L’Alliance du personnel professionnel et technique de la santé et des service sociaux (APTS) critique sévèrement la décision de démanteler l’équipe de professionnels en place dans les ressources intermédiaires (RI) du territoire du Centre intégré de santé et de services sociaux (CISSS) de Lanaudière. Depuis plus d’une décennie, les résidents de onze de ces centres d’hébergement pour personnes âgées ou en perte d’autonomie du secteur sud de Lanaudière bénéficient des services d’ergothérapie, de nutrition, de physiothérapie et d’éducation spécialisée offerts par des professionnels prêtés par le CISSS pour répondre à leurs besoins. Et voilà qu’à compter du 1er avril prochain, les heures de services professionnels seront abolies. Pour avoir accès à une ressource professionnelle spécialisée, les personnes hébergées devront dorénavant être inscrites individuellement sur les listes d’attente des équipes de soutien à domicile des CLSC. Comme aucune autre mesure n’est prévue pour les prioriser parmi la clientèle du Soutien à domicile, elles pourraient patienter plus d’un an. C’est ce que la direction appelle un « service à la carte ».
Depuis la fusion en 2015 de tous les établissements de Lanaudière en une seule entité administrative, la nouvelle direction cherche à uniformiser l’offre de services. Comme les résidences du nord de Lanaudière n’ont pas développé certains programmes de maintien de l’autonomie par exemple, au lieu de leur permettre d’en profiter maintenant qu’elles relèvent du même CISSS, on les élimine dans le sud. « On nivelle vers le bas, se désole Richard Belhumeur, responsable de l’APTS dans Lanaudière, au détriment de la clientèle dont la condition risque fort de se détériorer sans ces services adaptés. »
Les membres de l’APTS qui travaillaient au quotidien auprès de ces résidents déplorent le démantèlement de leur équipe multidisciplinaire. Les représentants de la direction incitent le personnel de l’équipe dédiée (infirmier, social) à référer seulement en cas d’urgent besoin aux professionnels en ergothérapie, physiothérapie et nutrition et les problèmes de comportement des résidents seront gérés par le personnel infirmier, réglés souvent par la médication. « Nous voyons dans ces décisions un changement d’orientation néfaste pour les personnes hébergées, explique le porte-parole de l’APTS. On abandonne l’approche axée sur la création d’un milieu de vie développée au cours des 11 dernières années pour revenir à une approche essentiellement médicale. C’est un recul contre-productif. »
On observe du côté infirmier la même propension à économiser en remplaçant les infirmières diplômées par des infirmières auxiliaires. En réaction au départ prochain des ressources professionnelles, un médecin qui offrait des consultations dans trois résidences a annoncé qu’il quittera en septembre. Les professionnels anticipent une augmentation de fréquence de visites des résidents à l’urgence.
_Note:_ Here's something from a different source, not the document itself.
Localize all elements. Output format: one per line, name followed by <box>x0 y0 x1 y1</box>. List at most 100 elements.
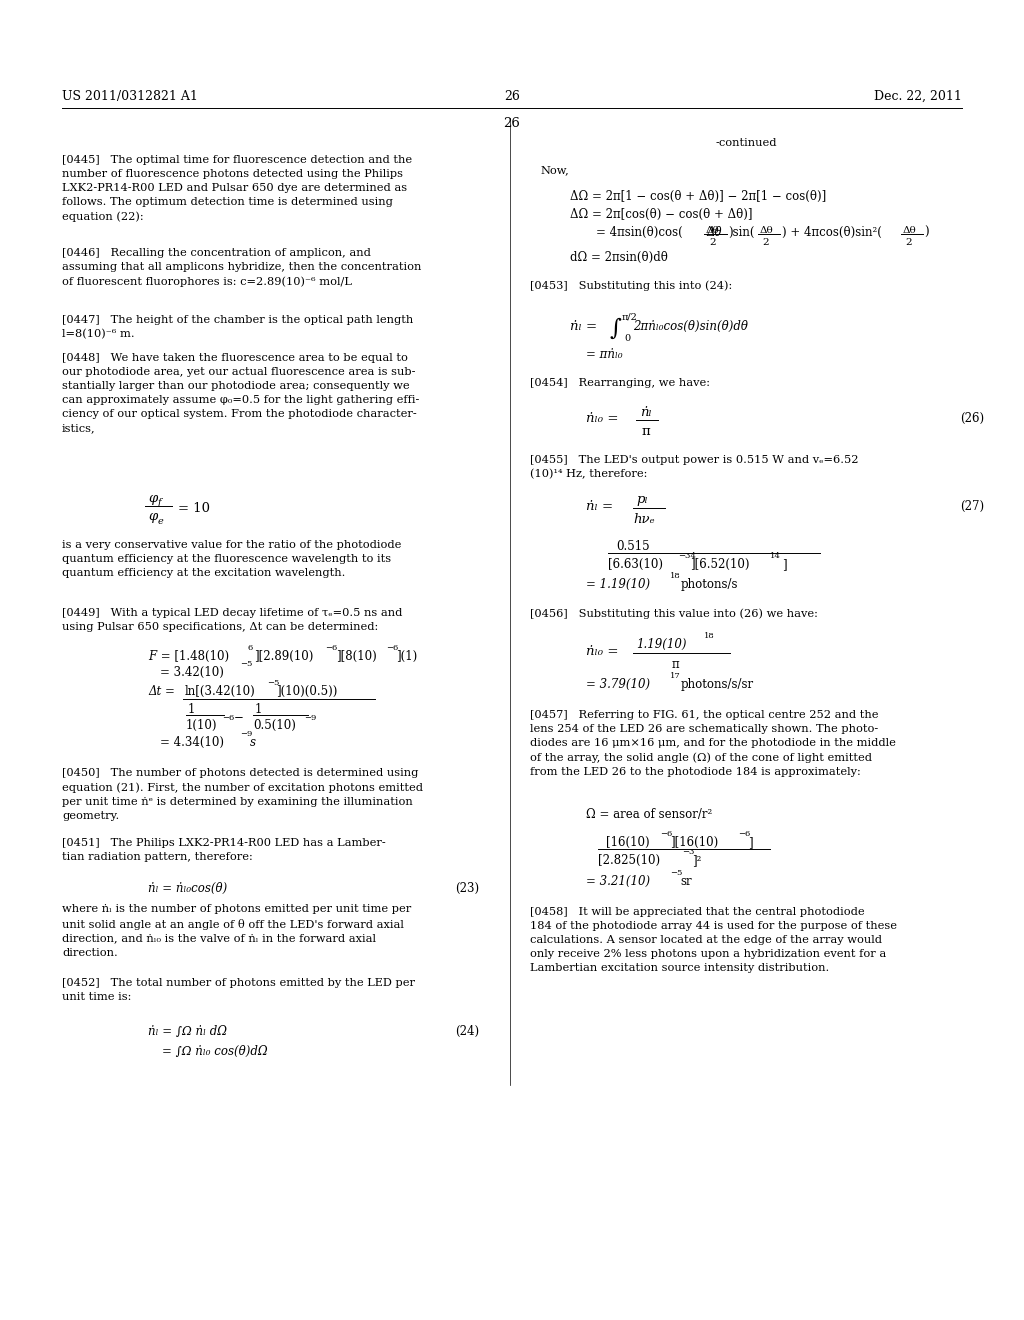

Afin de sensibiliser les membres de la direction à l’impact de la déprofessionnalisation des services aux personnes hébergées en RI, un groupe composé de nutritionnistes, ergothérapeutes, physiothérapeutes, éducatrices spécialisées a signé une lettre expliquant de façon détaillée la réalité des résidents et demandant comment le CISSS entend, sans leurs services, répondre aux besoins ce cette clientèle vulnérable. Les RI accueillent en effet des cas beaucoup plus lourds que dans le passé dont les capacités d’autonomie sont de plus en plus limitées.
Les professionnels craignent un manquement déontologique à savoir que l’équipe dédiée soit incitée à référer au minimum aux services professionnels du CISSSSL. Cet aspect n’est pas favorable au respect du code des professions et de leurs actes réservés. Ceci rendrait le personnel de l’équipe dédiée vulnérable à dépasser ses compétences.
Rappelons qu’en janvier dernier, le Protecteur du citoyen a rendu public un rapport d’intervention dans les établissements de la Gaspésie en recommandant notamment à la direction du CISSS de cette région d’« améliorer la qualité du milieu de vie offert aux résidents des milieux d’hébergement placés sous sa responsabilité ». L’APTS espère qu’une intervention du Protecteur du citoyen ne sera pas nécessaire pour rappeler l’importance de cet objectif au CISSS de Lanaudière.